As mentioned, this cannot be realized using Commands with target. Now let's try Computer Vision Commands to fulfill this task. Find "Computer Vision" under "Interface Operations" and click to unfold. Then the list of Computer Vision Commands will be presented, as shown in Figure 75.
First, insert the Command "CV Screen" and click the button "Selector". Similar to the case of Commands with target, the interface of Laiye RPA Creator will be temporarily hidden, and a blue translucent mask with red border appears. The target selector follows the mouse.
After capturing this screen-wide image, insert a "Click After Recognition" Command and click its "Selector" button, which functions the same way as those of Commands with target. To our surprise, Laiye RPA succeeded in recognizing the rectangle!
That is to say, the Command "CV Screen" helps to extract elements of the interface that cannot be recognized before, so that users can conduct further operations of these elements with subsequent Commands: "Click After Recognition", "CV Get Text", "CV Input Text", "CV Hover", "CV Detect Element" and so on. These Commands would play their parts only after the Command "CV Screen" and must be conducted within the recognition area of the Command (within the indentation of the Command "CV Screen").
Run this process and the rectangle has been clicked successfully.
But what if there are two or more interface elements with identical appearances in the user interface (UI)? How to locate the one we want with Laiye RPA? Open the program "Paint" and copy that rectangle so that there are two identical rectangles. Assume that we are required to find and click on the right rectangle with Laiye RPA.
First, re-click the button "Selector" of the Command "CV Screen" to conduct UI detection again since elements there have changed. To some extent, the Command "CV Screen" is static rather than dynamic, which has to be preset before running. Once changes happen to those interface elements, reconducting UI detection is needed to ensure successful running.

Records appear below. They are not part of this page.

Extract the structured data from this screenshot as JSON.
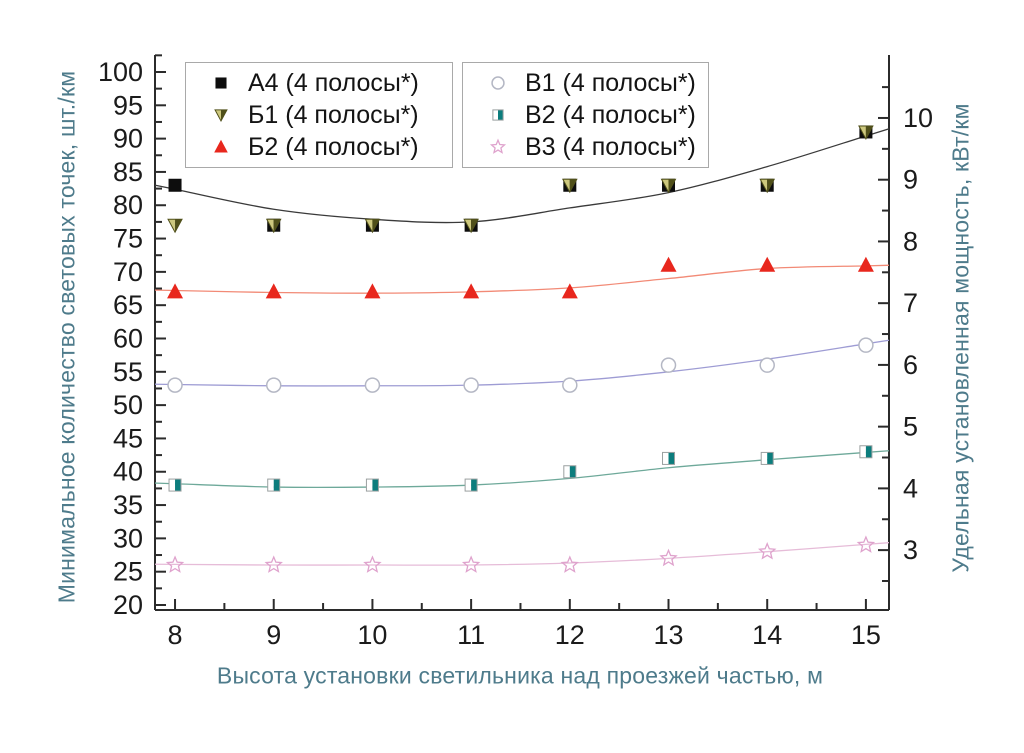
{
  "chart_data": {
    "type": "scatter",
    "title": "",
    "xlabel": "Высота установки светильника над проезжей частью, м",
    "ylabel_left": "Минимальное количество световых точек, шт./км",
    "ylabel_right": "Удельная установленная мощность, кВт/км",
    "x": [
      8,
      9,
      10,
      11,
      12,
      13,
      14,
      15
    ],
    "x_range": [
      7.797,
      15.234
    ],
    "y_left_range": [
      19.25,
      102.55
    ],
    "y_right_range": [
      2.03,
      11.02
    ],
    "x_major_ticks": [
      8,
      9,
      10,
      11,
      12,
      13,
      14,
      15
    ],
    "x_minor_ticks": [
      8.5,
      9.5,
      10.5,
      11.5,
      12.5,
      13.5,
      14.5
    ],
    "y_left_major_ticks": [
      20,
      25,
      30,
      35,
      40,
      45,
      50,
      55,
      60,
      65,
      70,
      75,
      80,
      85,
      90,
      95,
      100
    ],
    "y_left_minor_ticks": [
      22.5,
      27.5,
      32.5,
      37.5,
      42.5,
      47.5,
      52.5,
      57.5,
      62.5,
      67.5,
      72.5,
      77.5,
      82.5,
      87.5,
      92.5,
      97.5,
      102.5
    ],
    "y_right_major_ticks": [
      3,
      4,
      5,
      6,
      7,
      8,
      9,
      10
    ],
    "y_right_minor_ticks": [
      2.5,
      3.5,
      4.5,
      5.5,
      6.5,
      7.5,
      8.5,
      9.5,
      10.5
    ],
    "grid": false,
    "legend_position": "top-inside",
    "series": [
      {
        "name": "А4 (4 полосы*)",
        "marker": "square-filled",
        "marker_color": "#0d0d0d",
        "line_color": "#3a3a3a",
        "values": [
          83,
          77,
          77,
          77,
          83,
          83,
          83,
          91
        ],
        "trend": [
          82.4,
          79.4,
          77.9,
          77.5,
          79.6,
          81.9,
          85.8,
          90.4
        ]
      },
      {
        "name": "Б1 (4 полосы*)",
        "marker": "triangle-down-twotone",
        "marker_color": "#50501a",
        "marker_color2": "#cdc87e",
        "line_color": null,
        "values": [
          77,
          77,
          77,
          77,
          83,
          83,
          83,
          91
        ],
        "trend": null
      },
      {
        "name": "Б2 (4 полосы*)",
        "marker": "triangle-up",
        "marker_color": "#e8271d",
        "line_color": "#f28a76",
        "values": [
          67,
          67,
          67,
          67,
          67,
          71,
          71,
          71
        ],
        "trend": [
          67.2,
          66.9,
          66.8,
          67.0,
          67.6,
          69.0,
          70.5,
          70.9
        ]
      },
      {
        "name": "В1 (4 полосы*)",
        "marker": "circle-open",
        "marker_color": "#b4b7c4",
        "line_color": "#9e9cd4",
        "values": [
          53,
          53,
          53,
          53,
          53,
          56,
          56,
          59
        ],
        "trend": [
          53.1,
          52.9,
          52.9,
          53.0,
          53.6,
          55.0,
          56.9,
          59.2
        ]
      },
      {
        "name": "В2 (4 полосы*)",
        "marker": "square-half",
        "marker_color": "#0c7d7d",
        "line_color": "#6ea99a",
        "values": [
          38,
          38,
          38,
          38,
          40,
          42,
          42,
          43
        ],
        "trend": [
          38.2,
          37.7,
          37.7,
          38.0,
          39.0,
          40.6,
          41.8,
          42.9
        ]
      },
      {
        "name": "В3 (4 полосы*)",
        "marker": "star-open",
        "marker_color": "#dfa3cd",
        "line_color": "#e6bcd8",
        "values": [
          26,
          26,
          26,
          26,
          26,
          27,
          28,
          29
        ],
        "trend": [
          26.1,
          26.0,
          26.0,
          26.0,
          26.3,
          27.0,
          28.0,
          29.1
        ]
      }
    ],
    "legend_groups": [
      {
        "series": [
          0,
          1,
          2
        ]
      },
      {
        "series": [
          3,
          4,
          5
        ]
      }
    ]
  },
  "colors": {
    "background": "#ffffff",
    "axis_line": "#2b2b2b",
    "tick_label": "#1b1b1b",
    "axis_title": "#4e7b8b",
    "legend_border": "#a9a9a9"
  }
}
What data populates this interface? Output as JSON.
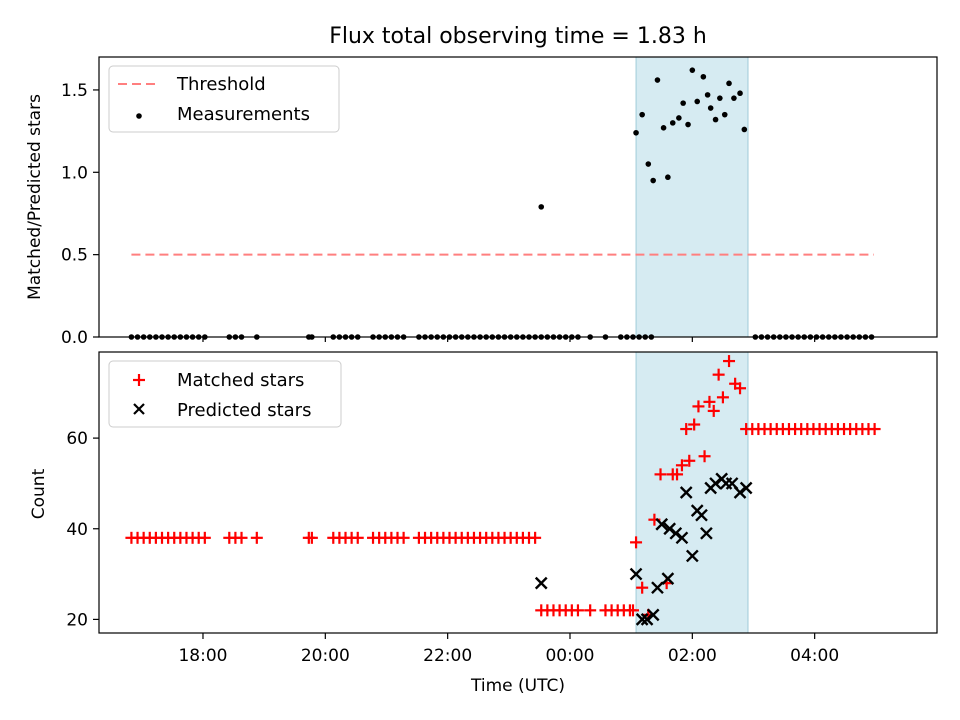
{
  "chart_data": [
    {
      "type": "scatter",
      "title": "Flux total observing time = 1.83 h",
      "xlabel": "",
      "ylabel": "Matched/Predicted stars",
      "ylim": [
        0,
        1.7
      ],
      "yticks": [
        0.0,
        0.5,
        1.0,
        1.5
      ],
      "ytick_labels": [
        "0.0",
        "0.5",
        "1.0",
        "1.5"
      ],
      "xlim_hours": [
        16.3,
        30.0
      ],
      "shaded_span_hours": [
        25.08,
        26.91
      ],
      "legend": [
        {
          "label": "Threshold",
          "style": "dashed-line",
          "color": "#ff7f7f"
        },
        {
          "label": "Measurements",
          "style": "dot",
          "color": "#000000"
        }
      ],
      "threshold": {
        "y": 0.5,
        "x_start": 16.83,
        "x_end": 28.97
      },
      "measurements": [
        [
          16.83,
          0
        ],
        [
          16.93,
          0
        ],
        [
          17.03,
          0
        ],
        [
          17.13,
          0
        ],
        [
          17.23,
          0
        ],
        [
          17.33,
          0
        ],
        [
          17.43,
          0
        ],
        [
          17.53,
          0
        ],
        [
          17.63,
          0
        ],
        [
          17.73,
          0
        ],
        [
          17.83,
          0
        ],
        [
          17.93,
          0
        ],
        [
          18.03,
          0
        ],
        [
          18.43,
          0
        ],
        [
          18.53,
          0
        ],
        [
          18.63,
          0
        ],
        [
          18.88,
          0
        ],
        [
          19.73,
          0
        ],
        [
          19.78,
          0
        ],
        [
          20.13,
          0
        ],
        [
          20.23,
          0
        ],
        [
          20.33,
          0
        ],
        [
          20.43,
          0
        ],
        [
          20.53,
          0
        ],
        [
          20.78,
          0
        ],
        [
          20.88,
          0
        ],
        [
          20.98,
          0
        ],
        [
          21.08,
          0
        ],
        [
          21.18,
          0
        ],
        [
          21.28,
          0
        ],
        [
          21.53,
          0
        ],
        [
          21.63,
          0
        ],
        [
          21.73,
          0
        ],
        [
          21.83,
          0
        ],
        [
          21.93,
          0
        ],
        [
          22.03,
          0
        ],
        [
          22.13,
          0
        ],
        [
          22.23,
          0
        ],
        [
          22.33,
          0
        ],
        [
          22.43,
          0
        ],
        [
          22.53,
          0
        ],
        [
          22.63,
          0
        ],
        [
          22.73,
          0
        ],
        [
          22.83,
          0
        ],
        [
          22.93,
          0
        ],
        [
          23.03,
          0
        ],
        [
          23.13,
          0
        ],
        [
          23.23,
          0
        ],
        [
          23.33,
          0
        ],
        [
          23.43,
          0
        ],
        [
          23.53,
          0
        ],
        [
          23.63,
          0
        ],
        [
          23.73,
          0
        ],
        [
          23.83,
          0
        ],
        [
          23.93,
          0
        ],
        [
          24.03,
          0
        ],
        [
          24.13,
          0
        ],
        [
          24.33,
          0
        ],
        [
          24.58,
          0
        ],
        [
          24.83,
          0
        ],
        [
          24.93,
          0
        ],
        [
          25.03,
          0
        ],
        [
          25.13,
          0
        ],
        [
          25.23,
          0
        ],
        [
          25.33,
          0
        ],
        [
          23.53,
          0.79
        ],
        [
          25.08,
          1.24
        ],
        [
          25.18,
          1.35
        ],
        [
          25.28,
          1.05
        ],
        [
          25.36,
          0.95
        ],
        [
          25.43,
          1.56
        ],
        [
          25.53,
          1.27
        ],
        [
          25.6,
          0.97
        ],
        [
          25.68,
          1.3
        ],
        [
          25.78,
          1.33
        ],
        [
          25.85,
          1.42
        ],
        [
          25.93,
          1.29
        ],
        [
          26.0,
          1.62
        ],
        [
          26.08,
          1.43
        ],
        [
          26.18,
          1.58
        ],
        [
          26.25,
          1.47
        ],
        [
          26.3,
          1.39
        ],
        [
          26.38,
          1.32
        ],
        [
          26.45,
          1.45
        ],
        [
          26.53,
          1.35
        ],
        [
          26.6,
          1.54
        ],
        [
          26.68,
          1.45
        ],
        [
          26.78,
          1.48
        ],
        [
          26.85,
          1.26
        ],
        [
          27.03,
          0
        ],
        [
          27.13,
          0
        ],
        [
          27.23,
          0
        ],
        [
          27.33,
          0
        ],
        [
          27.43,
          0
        ],
        [
          27.53,
          0
        ],
        [
          27.63,
          0
        ],
        [
          27.73,
          0
        ],
        [
          27.83,
          0
        ],
        [
          27.93,
          0
        ],
        [
          28.03,
          0
        ],
        [
          28.13,
          0
        ],
        [
          28.23,
          0
        ],
        [
          28.33,
          0
        ],
        [
          28.43,
          0
        ],
        [
          28.53,
          0
        ],
        [
          28.63,
          0
        ],
        [
          28.73,
          0
        ],
        [
          28.83,
          0
        ],
        [
          28.93,
          0
        ]
      ]
    },
    {
      "type": "scatter",
      "xlabel": "Time (UTC)",
      "ylabel": "Count",
      "ylim": [
        17,
        79
      ],
      "yticks": [
        20,
        40,
        60
      ],
      "ytick_labels": [
        "20",
        "40",
        "60"
      ],
      "xticks_hours": [
        18,
        20,
        22,
        24,
        26,
        28
      ],
      "xtick_labels": [
        "18:00",
        "20:00",
        "22:00",
        "00:00",
        "02:00",
        "04:00"
      ],
      "xlim_hours": [
        16.3,
        30.0
      ],
      "shaded_span_hours": [
        25.08,
        26.91
      ],
      "legend": [
        {
          "label": "Matched stars",
          "marker": "plus",
          "color": "#ff0000"
        },
        {
          "label": "Predicted stars",
          "marker": "x",
          "color": "#000000"
        }
      ],
      "series": [
        {
          "name": "Matched stars",
          "points": [
            [
              16.83,
              38
            ],
            [
              16.93,
              38
            ],
            [
              17.03,
              38
            ],
            [
              17.13,
              38
            ],
            [
              17.23,
              38
            ],
            [
              17.33,
              38
            ],
            [
              17.43,
              38
            ],
            [
              17.53,
              38
            ],
            [
              17.63,
              38
            ],
            [
              17.73,
              38
            ],
            [
              17.83,
              38
            ],
            [
              17.93,
              38
            ],
            [
              18.03,
              38
            ],
            [
              18.43,
              38
            ],
            [
              18.53,
              38
            ],
            [
              18.63,
              38
            ],
            [
              18.88,
              38
            ],
            [
              19.73,
              38
            ],
            [
              19.78,
              38
            ],
            [
              20.13,
              38
            ],
            [
              20.23,
              38
            ],
            [
              20.33,
              38
            ],
            [
              20.43,
              38
            ],
            [
              20.53,
              38
            ],
            [
              20.78,
              38
            ],
            [
              20.88,
              38
            ],
            [
              20.98,
              38
            ],
            [
              21.08,
              38
            ],
            [
              21.18,
              38
            ],
            [
              21.28,
              38
            ],
            [
              21.53,
              38
            ],
            [
              21.63,
              38
            ],
            [
              21.73,
              38
            ],
            [
              21.83,
              38
            ],
            [
              21.93,
              38
            ],
            [
              22.03,
              38
            ],
            [
              22.13,
              38
            ],
            [
              22.23,
              38
            ],
            [
              22.33,
              38
            ],
            [
              22.43,
              38
            ],
            [
              22.53,
              38
            ],
            [
              22.63,
              38
            ],
            [
              22.73,
              38
            ],
            [
              22.83,
              38
            ],
            [
              22.93,
              38
            ],
            [
              23.03,
              38
            ],
            [
              23.13,
              38
            ],
            [
              23.23,
              38
            ],
            [
              23.33,
              38
            ],
            [
              23.43,
              38
            ],
            [
              23.53,
              22
            ],
            [
              23.63,
              22
            ],
            [
              23.73,
              22
            ],
            [
              23.83,
              22
            ],
            [
              23.93,
              22
            ],
            [
              24.03,
              22
            ],
            [
              24.13,
              22
            ],
            [
              24.33,
              22
            ],
            [
              24.58,
              22
            ],
            [
              24.68,
              22
            ],
            [
              24.78,
              22
            ],
            [
              24.88,
              22
            ],
            [
              24.98,
              22
            ],
            [
              25.03,
              22
            ],
            [
              25.08,
              37
            ],
            [
              25.18,
              27
            ],
            [
              25.28,
              21
            ],
            [
              25.38,
              42
            ],
            [
              25.48,
              52
            ],
            [
              25.58,
              28
            ],
            [
              25.68,
              52
            ],
            [
              25.75,
              52
            ],
            [
              25.83,
              54
            ],
            [
              25.9,
              62
            ],
            [
              25.95,
              55
            ],
            [
              26.03,
              63
            ],
            [
              26.1,
              67
            ],
            [
              26.2,
              56
            ],
            [
              26.28,
              68
            ],
            [
              26.35,
              66
            ],
            [
              26.43,
              74
            ],
            [
              26.5,
              69
            ],
            [
              26.6,
              77
            ],
            [
              26.7,
              72
            ],
            [
              26.78,
              71
            ],
            [
              26.88,
              62
            ],
            [
              26.98,
              62
            ],
            [
              27.08,
              62
            ],
            [
              27.18,
              62
            ],
            [
              27.28,
              62
            ],
            [
              27.38,
              62
            ],
            [
              27.48,
              62
            ],
            [
              27.58,
              62
            ],
            [
              27.68,
              62
            ],
            [
              27.78,
              62
            ],
            [
              27.88,
              62
            ],
            [
              27.98,
              62
            ],
            [
              28.08,
              62
            ],
            [
              28.18,
              62
            ],
            [
              28.28,
              62
            ],
            [
              28.38,
              62
            ],
            [
              28.48,
              62
            ],
            [
              28.58,
              62
            ],
            [
              28.68,
              62
            ],
            [
              28.78,
              62
            ],
            [
              28.88,
              62
            ],
            [
              28.98,
              62
            ]
          ]
        },
        {
          "name": "Predicted stars",
          "points": [
            [
              23.53,
              28
            ],
            [
              25.08,
              30
            ],
            [
              25.18,
              20
            ],
            [
              25.26,
              20
            ],
            [
              25.36,
              21
            ],
            [
              25.43,
              27
            ],
            [
              25.5,
              41
            ],
            [
              25.6,
              29
            ],
            [
              25.63,
              40
            ],
            [
              25.73,
              39
            ],
            [
              25.83,
              38
            ],
            [
              25.9,
              48
            ],
            [
              26.0,
              34
            ],
            [
              26.08,
              44
            ],
            [
              26.15,
              43
            ],
            [
              26.23,
              39
            ],
            [
              26.3,
              49
            ],
            [
              26.38,
              50
            ],
            [
              26.48,
              51
            ],
            [
              26.55,
              50
            ],
            [
              26.65,
              50
            ],
            [
              26.78,
              48
            ],
            [
              26.88,
              49
            ]
          ]
        }
      ]
    }
  ]
}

Next, re-click the "Selector" button of the Command "Click After Recognition". Both rectangles there are in a selectable state. Select the right one and it will be covered by the translucent mask. Meanwhile, a dashed line appears to connect the right rectangle with the word "Shapes", as shown in Figure 80.
Actually, "Anchor" is involved during this process in Laiye RPA to locate the element among two or more elements identical in appearance. "Anchor" works to have a unique element on the screen such as the "Shapes" in this example, functions as a reference object to locate the target element through the unique position offset and azimuth angle relative to the "Anchor".
Run this process and the right rectangle has been clicked successfully.